The opening of Uluru Meeting Place last Friday (Nov 16) coincided with the refurbishment of Ayers Rock Resort’s premium Sails in the Desert Hotel, which has been lifted back up to a 5-star standard.

Voyages Indigenous Tourism Managing Director, Koos Klein, said Uluru Meeting Place was “named in acknowledgement of the local Anangu people who have used the area as meeting place for tens of thousands of years”.

Uluru Meeting Place features a main ballroom capable of hosting 420 people, while there is also a second room in the centre capable of holding 300.

“We believe that the creation of a modern, state of the art Conference Centre will establish the Uluru Meeting Place as an important new option in Australia for meeting planners,” Klein said.

Ferguson said the AUD$30 million spent on the upgrade of the resort’s premium Sails in the Desert hotel and the development of Uluru Meeting place would “boost Australia’s Indigenous tourism sector and lure more visitors to the Red Centre”.

“I would like to congratulate the [owners] Indigenous Land Corporation (ILC) and Voyages Indigenous Tourism Australia for investing in these upgrades,” he said.

“The refurbishment of Ayers Rock Resort has created state-of-the-art conference rooms and upgraded accommodation and guest facilities through an investment of $30 million.

“This is a significant figure but will be repaid through increased visitor numbers and spending from domestic and international sources.

“They will allow the resort to cater to increased demand for quality tourism products, including from Chinese tourists and business travellers.

“There is now a particularly strong market for Australia’s Indigenous tourism experiences, which accounted for about 13 per cent of our international visitors at last count.

“Ayers Rock Resort has allocated significant funding to developing Indigenous workers to give visitors a full Indigenous tourism experience and improve employment outcomes.”

Klein said the upgrade of Sails in the Desert has seen the hotel become “a flagship of modern Indigenous design” following the refurbishment of all 231 rooms and suites in the property, as well as the overhaul of the property’s restaurants, bars and lobby.

“The complete renovation of Sails in the Desert sets the scene for our guests at this iconic location from the moment they check in and engages with them throughout their stay,” he said.

“From the Indigenous artworks to the specially designed carpet in the rooms that mimics the topography of the region, the hotel echoes the environment around them in quiet luxury,” Klein said.

The opening was the culmination of 18 months of extensive changes at the resort since Voyages Indigenous Tourism Australia took over management on May 23, 2011.

Alongside the physical changes, Indigenous employment at the resort has grown from two staff at the time of takeover to 170 at present. This is on the back of the opening of the National Indigenous Training Academy, which celebrated the graduation of the first four students the same day as the events centre opening.

Voyages has also introduced a range of free Indigenous guest activities at the property, as well new evening experiences Tali Wiru (premium dining under the stars) and Outback Sky Journeys for stargazers.

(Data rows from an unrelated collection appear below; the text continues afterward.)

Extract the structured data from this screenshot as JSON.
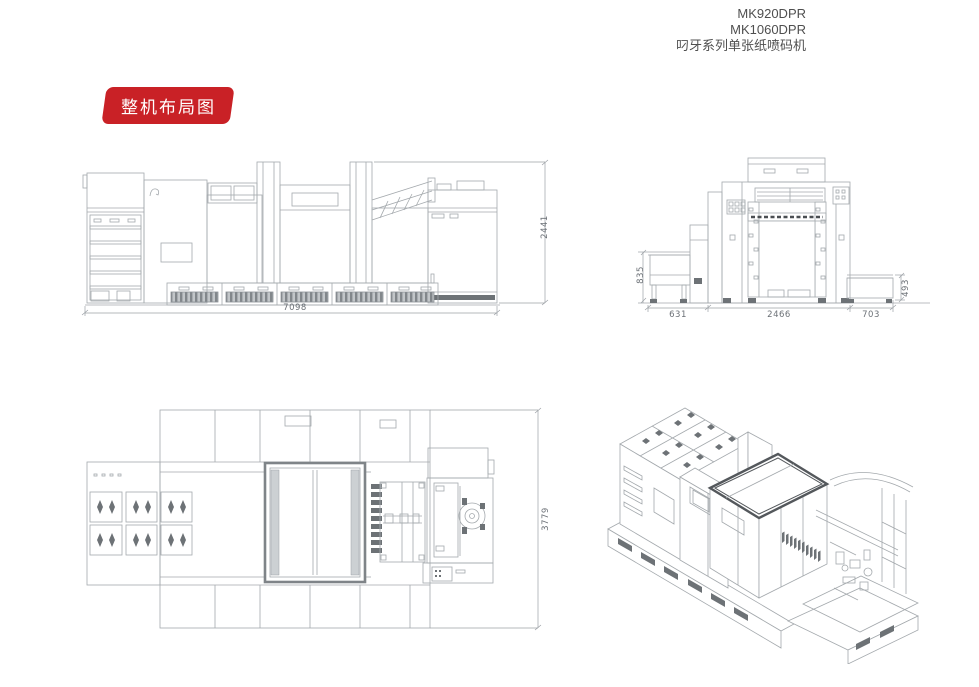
{
  "header": {
    "model_line1": "MK920DPR",
    "model_line2": "MK1060DPR",
    "series_line": "叼牙系列单张纸喷码机"
  },
  "badge": {
    "label": "整机布局图",
    "background_color": "#c92126"
  },
  "colors": {
    "drawing_line": "#a4a9ad",
    "dimension_text": "#6b7076"
  },
  "drawings": {
    "side_view": {
      "dim_width": "7098",
      "dim_height": "2441"
    },
    "front_view": {
      "dim_height_left": "835",
      "dim_width_left": "631",
      "dim_width_center": "2466",
      "dim_width_right": "703",
      "dim_height_right": "493"
    },
    "plan_view": {
      "dim_depth": "3779"
    }
  }
}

“When we took over the Resort our mandate was very clear; to increase Indigenous employment and training as well as cultural engagement for our guests,” Klein said.

“As well as to increase financial results so that this in turn could be returned to our parent company, the Indigenous Land Corporation, so thatcould re-invest in further Indigenous Training and Development programs.

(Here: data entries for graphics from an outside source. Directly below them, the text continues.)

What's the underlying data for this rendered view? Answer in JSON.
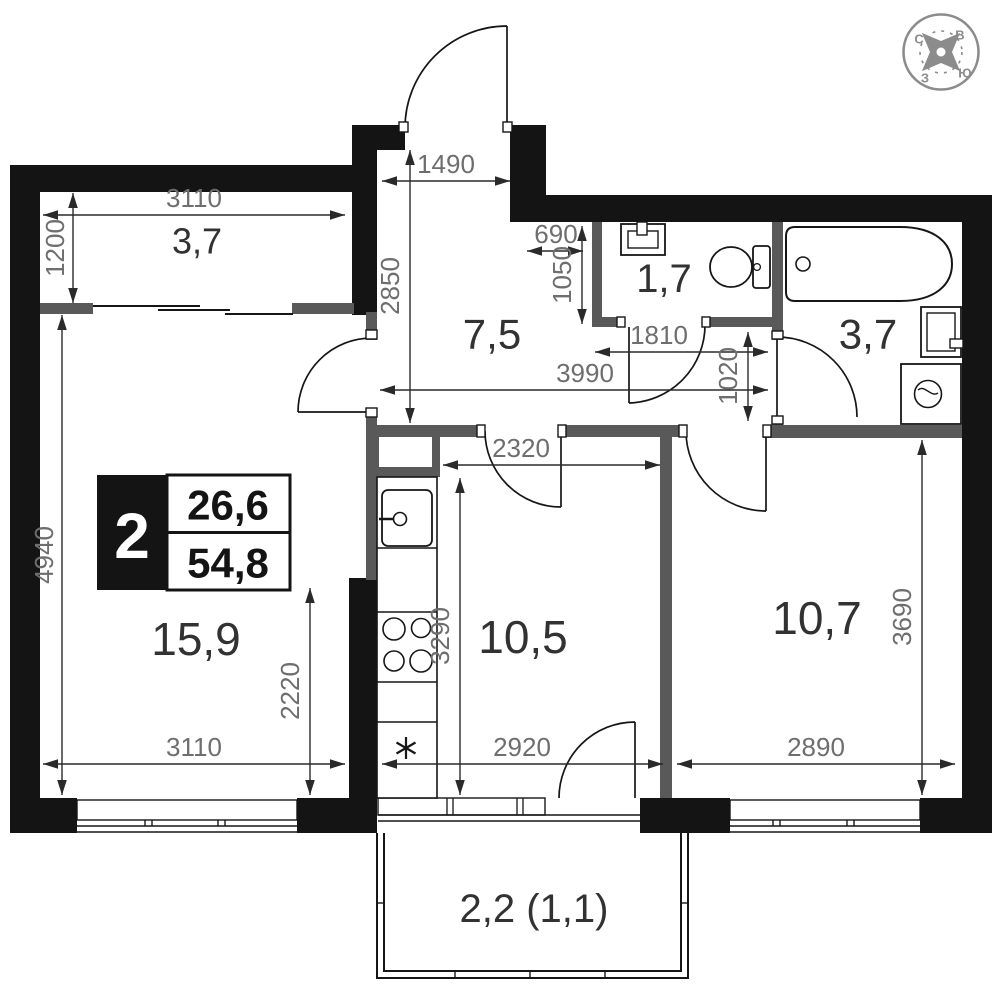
{
  "badge": {
    "rooms_count": "2",
    "living_area": "26,6",
    "total_area": "54,8"
  },
  "compass": {
    "north": "С",
    "east": "В",
    "west": "З",
    "south": "Ю"
  },
  "rooms": [
    {
      "name": "loggia-top",
      "area": "3,7"
    },
    {
      "name": "hallway",
      "area": "7,5"
    },
    {
      "name": "wc",
      "area": "1,7"
    },
    {
      "name": "bathroom",
      "area": "3,7"
    },
    {
      "name": "living-room",
      "area": "15,9"
    },
    {
      "name": "kitchen",
      "area": "10,5"
    },
    {
      "name": "bedroom",
      "area": "10,7"
    },
    {
      "name": "balcony",
      "area": "2,2 (1,1)"
    }
  ],
  "dimensions_mm": [
    {
      "value": "3110",
      "orientation": "horizontal",
      "location": "loggia-top-width"
    },
    {
      "value": "1200",
      "orientation": "vertical",
      "location": "loggia-depth"
    },
    {
      "value": "1490",
      "orientation": "horizontal",
      "location": "entry-width"
    },
    {
      "value": "2850",
      "orientation": "vertical",
      "location": "hallway-depth"
    },
    {
      "value": "690",
      "orientation": "horizontal",
      "location": "niche-width"
    },
    {
      "value": "1050",
      "orientation": "vertical",
      "location": "wc-depth"
    },
    {
      "value": "1810",
      "orientation": "horizontal",
      "location": "corridor-to-bath"
    },
    {
      "value": "3990",
      "orientation": "horizontal",
      "location": "hallway-full-width"
    },
    {
      "value": "1020",
      "orientation": "vertical",
      "location": "corridor-height"
    },
    {
      "value": "4940",
      "orientation": "vertical",
      "location": "living-room-height"
    },
    {
      "value": "2320",
      "orientation": "horizontal",
      "location": "kitchen-width"
    },
    {
      "value": "3290",
      "orientation": "vertical",
      "location": "kitchen-depth"
    },
    {
      "value": "2220",
      "orientation": "vertical",
      "location": "living-lower-height"
    },
    {
      "value": "3110",
      "orientation": "horizontal",
      "location": "living-room-width"
    },
    {
      "value": "2920",
      "orientation": "horizontal",
      "location": "balcony-opening-width"
    },
    {
      "value": "2890",
      "orientation": "horizontal",
      "location": "bedroom-width"
    },
    {
      "value": "3690",
      "orientation": "vertical",
      "location": "bedroom-height"
    }
  ],
  "colors": {
    "wall": "#141414",
    "partition": "#595959",
    "dim_text": "#6e6e6e",
    "compass": "#8c8c8c"
  }
}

“We have already seen great interest in the Uluru Meeting Place and see the conference market as an important one.

“Conference delegates have been drawn to the unique team-building activities such as Indigenous dot painting projects as well as the opportunity of experiencing a sunrise over Uluru on camel back or enjoying a dinner under the starry outback sky at an exclusive Sounds of Silence.

“Delegates can also take part in the suite of Indigenous experiences, such as performances and boomerang painting that are available to all guests at the resort,” Klein said.

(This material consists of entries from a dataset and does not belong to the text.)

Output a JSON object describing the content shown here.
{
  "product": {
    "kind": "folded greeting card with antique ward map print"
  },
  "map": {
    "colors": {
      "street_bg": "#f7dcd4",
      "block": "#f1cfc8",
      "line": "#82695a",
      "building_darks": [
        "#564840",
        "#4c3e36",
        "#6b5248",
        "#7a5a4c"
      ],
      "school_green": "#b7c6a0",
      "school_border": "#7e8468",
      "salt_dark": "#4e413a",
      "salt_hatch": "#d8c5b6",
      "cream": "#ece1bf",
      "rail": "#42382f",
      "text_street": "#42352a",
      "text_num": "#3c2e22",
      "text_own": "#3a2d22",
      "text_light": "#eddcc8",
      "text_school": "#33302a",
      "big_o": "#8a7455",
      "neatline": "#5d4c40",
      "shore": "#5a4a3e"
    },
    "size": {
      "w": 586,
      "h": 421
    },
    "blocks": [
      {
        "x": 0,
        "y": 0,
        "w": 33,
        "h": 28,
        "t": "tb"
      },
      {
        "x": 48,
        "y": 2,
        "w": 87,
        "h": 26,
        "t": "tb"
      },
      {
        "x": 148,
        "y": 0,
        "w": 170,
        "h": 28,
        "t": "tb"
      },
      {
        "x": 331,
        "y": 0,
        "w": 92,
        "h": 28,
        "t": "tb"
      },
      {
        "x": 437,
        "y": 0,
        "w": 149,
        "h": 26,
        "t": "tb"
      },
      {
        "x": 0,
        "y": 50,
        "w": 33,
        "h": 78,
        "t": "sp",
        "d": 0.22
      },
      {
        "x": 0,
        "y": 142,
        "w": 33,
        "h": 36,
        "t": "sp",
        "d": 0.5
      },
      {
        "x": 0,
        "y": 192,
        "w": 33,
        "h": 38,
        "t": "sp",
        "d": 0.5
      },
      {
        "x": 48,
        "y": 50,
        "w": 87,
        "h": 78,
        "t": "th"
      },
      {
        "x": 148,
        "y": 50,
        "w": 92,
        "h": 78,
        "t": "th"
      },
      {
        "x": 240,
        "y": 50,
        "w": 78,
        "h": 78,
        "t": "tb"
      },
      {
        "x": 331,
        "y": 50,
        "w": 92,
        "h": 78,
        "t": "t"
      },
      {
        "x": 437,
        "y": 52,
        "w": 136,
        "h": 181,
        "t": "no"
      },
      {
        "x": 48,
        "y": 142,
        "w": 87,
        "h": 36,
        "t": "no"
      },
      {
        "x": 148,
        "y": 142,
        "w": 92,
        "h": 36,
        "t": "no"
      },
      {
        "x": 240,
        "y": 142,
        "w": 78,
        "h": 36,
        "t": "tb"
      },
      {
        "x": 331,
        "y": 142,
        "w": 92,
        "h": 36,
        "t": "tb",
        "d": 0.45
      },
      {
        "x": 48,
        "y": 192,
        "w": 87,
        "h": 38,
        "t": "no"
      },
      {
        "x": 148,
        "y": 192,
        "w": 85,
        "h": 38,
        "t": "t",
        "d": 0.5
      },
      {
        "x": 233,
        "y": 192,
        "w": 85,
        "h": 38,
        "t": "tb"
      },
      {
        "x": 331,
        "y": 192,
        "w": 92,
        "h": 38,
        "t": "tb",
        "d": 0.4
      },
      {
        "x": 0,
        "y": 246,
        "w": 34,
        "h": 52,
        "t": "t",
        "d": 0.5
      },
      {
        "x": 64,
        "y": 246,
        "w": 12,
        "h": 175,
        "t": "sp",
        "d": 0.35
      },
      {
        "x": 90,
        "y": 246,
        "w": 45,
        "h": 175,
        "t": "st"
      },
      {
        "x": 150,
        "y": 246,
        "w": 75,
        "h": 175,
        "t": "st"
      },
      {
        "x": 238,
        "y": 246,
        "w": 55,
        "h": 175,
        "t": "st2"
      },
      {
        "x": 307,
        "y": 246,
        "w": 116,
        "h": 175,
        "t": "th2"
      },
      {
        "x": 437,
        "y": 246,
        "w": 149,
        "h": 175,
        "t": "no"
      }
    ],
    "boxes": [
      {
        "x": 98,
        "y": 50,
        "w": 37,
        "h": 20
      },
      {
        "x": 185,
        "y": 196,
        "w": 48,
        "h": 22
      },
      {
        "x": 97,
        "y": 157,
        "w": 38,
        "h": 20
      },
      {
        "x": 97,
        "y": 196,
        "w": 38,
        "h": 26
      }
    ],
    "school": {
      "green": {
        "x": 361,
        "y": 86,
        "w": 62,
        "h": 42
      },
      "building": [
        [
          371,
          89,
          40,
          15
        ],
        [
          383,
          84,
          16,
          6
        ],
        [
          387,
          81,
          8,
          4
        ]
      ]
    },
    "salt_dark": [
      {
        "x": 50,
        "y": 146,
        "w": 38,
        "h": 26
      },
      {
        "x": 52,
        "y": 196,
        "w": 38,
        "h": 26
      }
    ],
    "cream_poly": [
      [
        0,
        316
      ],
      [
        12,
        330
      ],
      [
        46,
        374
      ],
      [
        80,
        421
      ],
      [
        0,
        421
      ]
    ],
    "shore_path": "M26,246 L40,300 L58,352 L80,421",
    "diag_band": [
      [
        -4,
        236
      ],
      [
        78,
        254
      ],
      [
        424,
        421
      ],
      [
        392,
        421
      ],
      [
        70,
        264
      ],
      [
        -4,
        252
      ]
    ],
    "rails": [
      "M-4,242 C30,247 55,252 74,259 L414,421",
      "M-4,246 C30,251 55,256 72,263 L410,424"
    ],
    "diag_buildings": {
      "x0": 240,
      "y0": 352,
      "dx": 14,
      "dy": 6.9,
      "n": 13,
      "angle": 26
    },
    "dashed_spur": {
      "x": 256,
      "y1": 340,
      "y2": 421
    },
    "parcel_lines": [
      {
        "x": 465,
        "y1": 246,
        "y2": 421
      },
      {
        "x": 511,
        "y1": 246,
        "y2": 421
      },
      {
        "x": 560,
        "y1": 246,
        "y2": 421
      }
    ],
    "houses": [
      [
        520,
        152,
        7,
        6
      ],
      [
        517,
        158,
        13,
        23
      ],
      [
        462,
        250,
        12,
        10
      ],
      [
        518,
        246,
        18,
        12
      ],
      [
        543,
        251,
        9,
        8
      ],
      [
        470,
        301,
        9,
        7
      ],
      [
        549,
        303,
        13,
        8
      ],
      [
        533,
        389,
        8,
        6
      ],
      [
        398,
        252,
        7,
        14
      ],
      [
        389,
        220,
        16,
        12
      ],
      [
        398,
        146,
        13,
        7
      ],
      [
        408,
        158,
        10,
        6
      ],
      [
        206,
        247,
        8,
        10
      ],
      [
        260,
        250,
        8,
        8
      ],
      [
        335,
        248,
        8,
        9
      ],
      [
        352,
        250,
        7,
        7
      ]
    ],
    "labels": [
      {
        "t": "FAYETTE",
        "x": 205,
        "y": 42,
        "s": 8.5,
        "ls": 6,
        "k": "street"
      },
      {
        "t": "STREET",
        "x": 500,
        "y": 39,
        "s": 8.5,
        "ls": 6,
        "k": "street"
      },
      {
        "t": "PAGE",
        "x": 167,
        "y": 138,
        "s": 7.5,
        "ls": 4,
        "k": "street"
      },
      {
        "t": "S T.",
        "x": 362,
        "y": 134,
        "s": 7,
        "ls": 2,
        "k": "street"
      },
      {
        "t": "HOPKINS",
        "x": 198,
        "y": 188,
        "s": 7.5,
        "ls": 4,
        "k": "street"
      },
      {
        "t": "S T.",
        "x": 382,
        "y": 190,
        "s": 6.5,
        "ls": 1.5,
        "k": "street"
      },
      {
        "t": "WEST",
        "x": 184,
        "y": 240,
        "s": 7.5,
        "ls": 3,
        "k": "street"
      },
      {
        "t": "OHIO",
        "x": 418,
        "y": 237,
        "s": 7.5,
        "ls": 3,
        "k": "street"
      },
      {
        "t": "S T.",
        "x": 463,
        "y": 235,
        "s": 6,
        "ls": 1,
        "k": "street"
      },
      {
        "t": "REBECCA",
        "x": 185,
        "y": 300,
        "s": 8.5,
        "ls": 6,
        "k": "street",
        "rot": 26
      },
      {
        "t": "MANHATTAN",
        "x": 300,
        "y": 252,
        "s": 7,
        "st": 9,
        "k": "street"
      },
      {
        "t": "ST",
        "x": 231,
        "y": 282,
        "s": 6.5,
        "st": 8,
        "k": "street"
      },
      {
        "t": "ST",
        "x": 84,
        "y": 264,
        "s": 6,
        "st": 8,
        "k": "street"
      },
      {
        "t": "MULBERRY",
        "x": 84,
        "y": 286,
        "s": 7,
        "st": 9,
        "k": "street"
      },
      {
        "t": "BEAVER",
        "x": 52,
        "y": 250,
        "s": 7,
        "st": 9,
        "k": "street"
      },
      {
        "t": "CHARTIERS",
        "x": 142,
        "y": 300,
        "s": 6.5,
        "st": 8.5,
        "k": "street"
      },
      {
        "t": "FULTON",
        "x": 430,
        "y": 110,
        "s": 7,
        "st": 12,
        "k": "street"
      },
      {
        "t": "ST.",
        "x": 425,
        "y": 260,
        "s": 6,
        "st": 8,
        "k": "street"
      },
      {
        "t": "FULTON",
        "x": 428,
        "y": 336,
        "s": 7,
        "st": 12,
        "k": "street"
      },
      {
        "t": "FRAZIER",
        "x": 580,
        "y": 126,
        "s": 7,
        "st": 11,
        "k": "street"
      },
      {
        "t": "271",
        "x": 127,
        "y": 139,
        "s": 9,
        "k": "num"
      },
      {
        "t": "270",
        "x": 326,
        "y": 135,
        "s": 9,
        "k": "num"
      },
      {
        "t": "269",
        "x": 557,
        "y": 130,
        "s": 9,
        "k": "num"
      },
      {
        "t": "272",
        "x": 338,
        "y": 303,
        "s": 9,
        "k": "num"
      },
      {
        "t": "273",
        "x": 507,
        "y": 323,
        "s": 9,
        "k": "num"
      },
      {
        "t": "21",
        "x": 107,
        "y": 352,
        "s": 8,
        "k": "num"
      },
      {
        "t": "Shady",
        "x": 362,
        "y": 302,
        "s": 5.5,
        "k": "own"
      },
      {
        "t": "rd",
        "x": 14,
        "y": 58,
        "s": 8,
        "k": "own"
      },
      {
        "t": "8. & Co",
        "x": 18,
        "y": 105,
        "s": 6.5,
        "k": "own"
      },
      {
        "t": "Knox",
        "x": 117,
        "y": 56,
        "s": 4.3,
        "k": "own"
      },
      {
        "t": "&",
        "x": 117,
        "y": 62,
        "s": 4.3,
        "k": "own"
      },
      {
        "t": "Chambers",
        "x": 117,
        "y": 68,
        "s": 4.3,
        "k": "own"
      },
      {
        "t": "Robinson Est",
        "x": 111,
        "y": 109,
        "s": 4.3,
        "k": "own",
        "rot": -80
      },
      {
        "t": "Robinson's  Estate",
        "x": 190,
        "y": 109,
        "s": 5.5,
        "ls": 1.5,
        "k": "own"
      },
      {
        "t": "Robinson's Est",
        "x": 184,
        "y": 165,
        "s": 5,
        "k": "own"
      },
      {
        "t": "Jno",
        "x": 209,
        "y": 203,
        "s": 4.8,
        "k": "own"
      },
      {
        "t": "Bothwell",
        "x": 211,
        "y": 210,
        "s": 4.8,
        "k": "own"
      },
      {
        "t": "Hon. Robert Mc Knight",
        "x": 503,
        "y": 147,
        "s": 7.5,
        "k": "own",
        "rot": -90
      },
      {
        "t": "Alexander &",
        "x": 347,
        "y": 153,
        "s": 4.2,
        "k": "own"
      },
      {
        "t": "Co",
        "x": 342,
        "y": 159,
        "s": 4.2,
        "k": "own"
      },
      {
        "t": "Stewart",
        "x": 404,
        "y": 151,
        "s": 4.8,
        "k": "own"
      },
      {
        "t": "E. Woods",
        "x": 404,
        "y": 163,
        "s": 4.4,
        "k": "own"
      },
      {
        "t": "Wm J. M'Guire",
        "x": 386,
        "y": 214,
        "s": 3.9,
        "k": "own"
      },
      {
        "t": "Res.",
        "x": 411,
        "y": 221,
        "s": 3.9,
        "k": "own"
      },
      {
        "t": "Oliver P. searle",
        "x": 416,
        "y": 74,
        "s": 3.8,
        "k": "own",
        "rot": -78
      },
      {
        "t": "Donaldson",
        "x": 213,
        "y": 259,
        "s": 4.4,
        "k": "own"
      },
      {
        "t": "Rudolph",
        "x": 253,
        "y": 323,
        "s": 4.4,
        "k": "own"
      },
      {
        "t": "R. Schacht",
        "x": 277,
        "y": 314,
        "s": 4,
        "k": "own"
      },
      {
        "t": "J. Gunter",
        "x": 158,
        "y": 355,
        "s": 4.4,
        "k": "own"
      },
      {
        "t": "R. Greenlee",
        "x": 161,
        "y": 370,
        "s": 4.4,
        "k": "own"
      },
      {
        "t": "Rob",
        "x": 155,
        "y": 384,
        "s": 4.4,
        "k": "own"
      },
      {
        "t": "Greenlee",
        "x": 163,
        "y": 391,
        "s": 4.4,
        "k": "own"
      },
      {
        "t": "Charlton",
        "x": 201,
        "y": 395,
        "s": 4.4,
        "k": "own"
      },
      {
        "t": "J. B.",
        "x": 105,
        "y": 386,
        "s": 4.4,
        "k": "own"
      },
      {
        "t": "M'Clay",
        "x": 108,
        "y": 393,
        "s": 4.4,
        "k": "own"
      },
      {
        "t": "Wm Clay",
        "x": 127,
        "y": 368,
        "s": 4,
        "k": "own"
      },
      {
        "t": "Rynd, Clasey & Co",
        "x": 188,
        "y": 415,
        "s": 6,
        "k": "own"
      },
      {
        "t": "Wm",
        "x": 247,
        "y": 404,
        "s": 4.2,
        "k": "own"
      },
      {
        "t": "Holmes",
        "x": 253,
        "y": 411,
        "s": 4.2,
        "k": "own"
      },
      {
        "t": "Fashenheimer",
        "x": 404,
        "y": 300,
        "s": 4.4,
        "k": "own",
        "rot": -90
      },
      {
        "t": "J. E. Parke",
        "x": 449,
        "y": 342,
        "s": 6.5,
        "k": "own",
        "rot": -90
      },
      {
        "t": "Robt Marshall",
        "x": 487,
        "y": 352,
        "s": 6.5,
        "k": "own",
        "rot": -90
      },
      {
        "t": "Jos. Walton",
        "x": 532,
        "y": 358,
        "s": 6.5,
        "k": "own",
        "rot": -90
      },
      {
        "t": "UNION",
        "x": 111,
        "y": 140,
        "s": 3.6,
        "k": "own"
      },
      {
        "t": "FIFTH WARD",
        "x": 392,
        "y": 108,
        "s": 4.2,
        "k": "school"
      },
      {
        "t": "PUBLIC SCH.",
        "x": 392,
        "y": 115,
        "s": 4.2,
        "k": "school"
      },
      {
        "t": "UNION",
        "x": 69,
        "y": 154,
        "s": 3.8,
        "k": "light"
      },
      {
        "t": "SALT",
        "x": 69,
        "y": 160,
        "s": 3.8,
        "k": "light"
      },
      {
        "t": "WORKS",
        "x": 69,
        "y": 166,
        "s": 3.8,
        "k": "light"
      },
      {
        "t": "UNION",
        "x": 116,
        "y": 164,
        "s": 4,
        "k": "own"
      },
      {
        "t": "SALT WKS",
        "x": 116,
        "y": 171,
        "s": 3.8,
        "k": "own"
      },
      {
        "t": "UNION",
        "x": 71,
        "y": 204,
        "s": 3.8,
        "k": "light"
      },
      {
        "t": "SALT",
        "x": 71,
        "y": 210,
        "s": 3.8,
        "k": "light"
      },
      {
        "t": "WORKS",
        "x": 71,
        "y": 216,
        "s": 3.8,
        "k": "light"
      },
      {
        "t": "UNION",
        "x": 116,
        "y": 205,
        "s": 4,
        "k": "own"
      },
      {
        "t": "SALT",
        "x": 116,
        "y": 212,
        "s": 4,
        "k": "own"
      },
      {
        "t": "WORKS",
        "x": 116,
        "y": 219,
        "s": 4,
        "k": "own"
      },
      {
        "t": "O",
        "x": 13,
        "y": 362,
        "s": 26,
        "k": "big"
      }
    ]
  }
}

Ferguson said the upgrades would help the property become a shining light for international visitors to Australia.

“The great beauty and cultural significance of Uluru and the Red Centre make it one of Australia’s most significant tourism drawcards and an internationally recognised emblem of the nation,” he said.

Ferguson also said he was heartened by the graduating of the first students from the National Indigenous Training Academy – and the subsequent targets the property has set for Indigenous employment at the resort.

“I’m pleased to see Ayers Rock Resort has set itself a target of 50 per cent Indigenous employment by 2018,” he said.

“Its dedicated Indigenous training and employment program expects to create 350 new jobs in partnership between the Australian Government and Indigenous Land Corporation.

“I would like to congratulate the first group of trainees from the facility,” he said.